É necessária uma saída como que mostram os trabalhadores colombianos ou os distintos exemplos dos operários industriais na França, Espanha ou Itália que tem exigido converter a produção para atender as necessidades de respiradores e insumos sanitários; aos trabalhadores da Amazon no Estados Unidos, que foram a greve por condições melhores de saúde nos galpões do homem mais rico do mundo.

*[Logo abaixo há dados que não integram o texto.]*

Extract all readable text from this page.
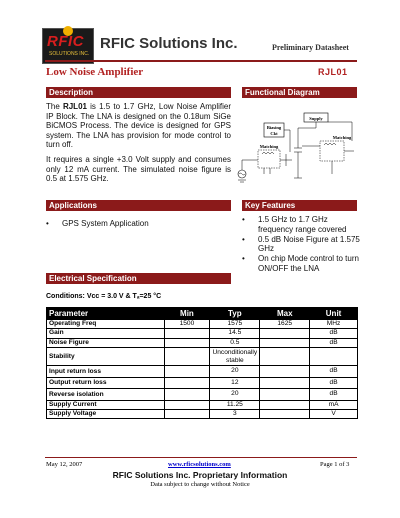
RFIC
SOLUTIONS INC.
RFIC Solutions Inc.	Preliminary Datasheet
Low Noise Amplifier	RJL01
Description
The RJL01 is 1.5 to 1.7 GHz, Low Noise Amplifier IP Block. The LNA is designed on the 0.18um SiGe BiCMOS Process. The device is designed for GPS system. The LNA has provision for mode control to turn off.
It requires a single +3.0 Volt supply and consumes only 12 mA current. The simulated noise figure is 0.5 at 1.575 GHz.
Functional Diagram
Supply
Biasing
Ckt
Matching
Matching
Applications
• GPS System Application
Key Features
• 1.5 GHz to 1.7 GHz frequency range covered
• 0.5 dB Noise Figure at 1.575 GHz
• On chip Mode control to turn ON/OFF the LNA
Electrical Specification
Conditions: Vcc = 3.0 V & Tₐ=25 °C
Parameter	Min	Typ	Max	Unit
Operating Freq	1500	1575	1625	MHz
Gain		14.5		dB
Noise Figure		0.5		dB
Stability		Unconditionally stable		
Input return loss		20		dB
Output return loss		12		dB
Reverse isolation		20		dB
Supply Current		11.25		mA
Supply Voltage		3		V
May 12, 2007	www.rficsolutions.com	Page 1 of 3
RFIC Solutions Inc. Proprietary Information
Data subject to change without Notice
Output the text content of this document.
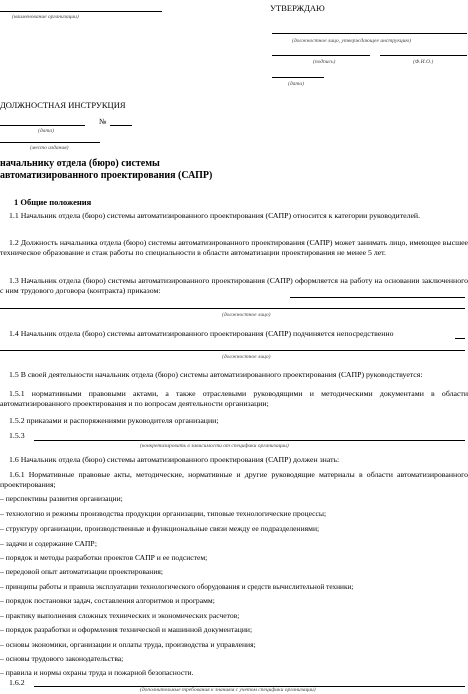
(наименование организации)
УТВЕРЖДАЮ
(должностное лицо, утверждающее инструкцию)
(подпись)	(Ф.И.О.)
(дата)
ДОЛЖНОСТНАЯ ИНСТРУКЦИЯ
№
(дата)
(место издания)
начальнику отдела (бюро) системы
автоматизированного проектирования (САПР)
1 Общие положения
1.1 Начальник отдела (бюро) системы автоматизированного проектирования (САПР) относится к категории руководителей.
1.2 Должность начальника отдела (бюро) системы автоматизированного проектирования (САПР) может занимать лицо, имеющее высшее техническое образование и стаж работы по специальности в области автоматизации проектирования не менее 5 лет.
1.3 Начальник отдела (бюро) системы автоматизированного проектирования (САПР) оформляется на работу на основании заключенного с ним трудового договора (контракта) приказом:
(должностное лицо)
1.4 Начальник отдела (бюро) системы автоматизированного проектирования (САПР) подчиняется непосредственно
(должностное лицо)
1.5 В своей деятельности начальник отдела (бюро) системы автоматизированного проектирования (САПР) руководствуется:
1.5.1 нормативными правовыми актами, а также отраслевыми руководящими и методическими документами в области автоматизированного проектирования и по вопросам деятельности организации;
1.5.2 приказами и распоряжениями руководителя организации;
1.5.3
(конкретизировать в зависимости от специфики организации)
1.6 Начальник отдела (бюро) системы автоматизированного проектирования (САПР) должен знать:
1.6.1 Нормативные правовые акты, методические, нормативные и другие руководящие материалы в области автоматизированного проектирования;
– перспективы развития организации;
– технологию и режимы производства продукции организации, типовые технологические процессы;
– структуру организации, производственные и функциональные связи между ее подразделениями;
– задачи и содержание САПР;
– порядок и методы разработки проектов САПР и ее подсистем;
– передовой опыт автоматизации проектирования;
– принципы работы и правила эксплуатации технологического оборудования и средств вычислительной техники;
– порядок постановки задач, составления алгоритмов и программ;
– практику выполнения сложных технических и экономических расчетов;
– порядок разработки и оформления технической и машинной документации;
– основы экономики, организации и оплаты труда, производства и управления;
– основы трудового законодательства;
– правила и нормы охраны труда и пожарной безопасности.
1.6.2
(дополнительные требования к знаниям с учетом специфики организации)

Nos países latino americanos é urgente que as trabalhadoras e trabalhadores imponham ao governo e aos capitalistas que nossas vidas valem mais que seu lucro. Isto é, que todos os recursos disponíveis se ponham a serviço das necessidades do povo. Para isto são indispensáveis medidas como o não pagamento das dívidas públicas, completamente fraudulentas e o fim dos bloqueios econômicos criminosos que são impostos pelo Estados Unidos sobre Cuba e Venezuela, que assolam sua população. Ao contrário, o imperialismo norte americano e britânico aumenta a pressão neste momento enviando navios de guerra ao Caribe ameaçando a Venezuela que, por sua vez, enfrenta a queda de preço do petróleo, sua principal entrada de divisas.

É cada vez mais claro que é necessário nacionalizar com o controle dos trabalhadores as indústrias estratégicas, os laboratórios farmacêuticos e as clínicas privadas para retirar estes recursos da lógica da ganancias capitalista e por elas a serviço da luta contra a pandemia e as necessidade básicas da população.